Unbound.org is a monthly subscription of $30 that goes to one specific person, with a name and a face, who needs help getting a leg up. Unbound works with locals to build skills, businesses, health, and education for those who need it most. Your money has an immediate impact. It helps kids stay in school, funds microloans for small businesses or pays for medical care and housing for elders. Most importantly, it will go directly to someone who needs it.

DonorsChoose.org is a microfunding site that allows teachers to post classroom project requests for underfunded school programs. Every request is vetted by Donors Choose, and can vary from pencils and paper to extra school books to microscopes for teachers and classrooms that are ill-equipped and ill-funded. You can donate as little as $1 to the classroom project of your choice, with all of the supplies being shipped directly to the rooms that need it.
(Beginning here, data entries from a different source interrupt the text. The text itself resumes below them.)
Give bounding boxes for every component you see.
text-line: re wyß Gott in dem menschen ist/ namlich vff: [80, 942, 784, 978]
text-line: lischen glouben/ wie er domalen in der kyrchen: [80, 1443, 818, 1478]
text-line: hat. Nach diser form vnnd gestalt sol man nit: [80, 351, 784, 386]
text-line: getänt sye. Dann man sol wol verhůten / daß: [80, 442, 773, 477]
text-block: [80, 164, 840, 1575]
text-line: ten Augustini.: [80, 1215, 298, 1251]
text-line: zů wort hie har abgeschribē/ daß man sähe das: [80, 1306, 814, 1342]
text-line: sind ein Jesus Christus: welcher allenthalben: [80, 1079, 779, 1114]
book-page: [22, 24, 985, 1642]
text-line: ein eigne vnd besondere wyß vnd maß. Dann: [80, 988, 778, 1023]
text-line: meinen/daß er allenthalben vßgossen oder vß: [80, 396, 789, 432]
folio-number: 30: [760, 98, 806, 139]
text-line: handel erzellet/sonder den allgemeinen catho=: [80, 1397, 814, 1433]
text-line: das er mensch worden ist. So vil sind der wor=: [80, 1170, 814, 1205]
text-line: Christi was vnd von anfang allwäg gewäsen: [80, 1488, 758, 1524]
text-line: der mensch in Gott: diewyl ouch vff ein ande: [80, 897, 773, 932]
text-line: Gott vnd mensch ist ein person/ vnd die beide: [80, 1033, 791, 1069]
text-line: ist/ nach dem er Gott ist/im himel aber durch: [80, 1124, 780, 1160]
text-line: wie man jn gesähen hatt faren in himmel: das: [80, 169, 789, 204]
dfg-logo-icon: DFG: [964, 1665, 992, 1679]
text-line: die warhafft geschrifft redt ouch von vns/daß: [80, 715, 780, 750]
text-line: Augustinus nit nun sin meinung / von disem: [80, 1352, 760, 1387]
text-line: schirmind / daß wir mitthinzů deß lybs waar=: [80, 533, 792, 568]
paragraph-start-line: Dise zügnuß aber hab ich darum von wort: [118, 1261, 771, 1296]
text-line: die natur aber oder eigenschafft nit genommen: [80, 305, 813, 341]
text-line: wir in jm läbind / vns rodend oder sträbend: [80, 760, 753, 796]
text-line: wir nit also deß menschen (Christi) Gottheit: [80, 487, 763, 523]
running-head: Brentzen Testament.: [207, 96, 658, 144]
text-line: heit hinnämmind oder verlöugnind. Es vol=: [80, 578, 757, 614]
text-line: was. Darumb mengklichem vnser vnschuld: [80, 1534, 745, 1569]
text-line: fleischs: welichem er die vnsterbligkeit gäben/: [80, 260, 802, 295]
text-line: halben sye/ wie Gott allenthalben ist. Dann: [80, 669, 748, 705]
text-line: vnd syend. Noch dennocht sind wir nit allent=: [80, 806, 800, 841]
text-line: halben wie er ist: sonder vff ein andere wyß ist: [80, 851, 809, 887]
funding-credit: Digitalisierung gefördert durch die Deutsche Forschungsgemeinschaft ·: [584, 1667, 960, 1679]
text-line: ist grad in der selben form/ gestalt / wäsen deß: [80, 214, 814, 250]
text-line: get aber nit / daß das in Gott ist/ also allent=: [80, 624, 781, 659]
Awesomefoundation.org is a little bit more free-flowing and less constrained. With less rules to adhere to, the types of projects the grants can fund are a little more ranged. They have 78 chapters in 16 countries and each chapter accepts submissions for the grant. The chosen proposal from each chapter gets a grant of $1,000. From community mural restorations to an affordable and accessible robotics competition, the grants proposals are voted on by the “trustees”. Anyone can apply for a grant, and the only real requirement for consideration is an indefinable “awesome”-ness. There may be an opening in an existing chapter you can join, or you can reach out to start your own chapter. All you need is 10 “trustees” who are able to give $100 and will all be part of the selection process for the grant.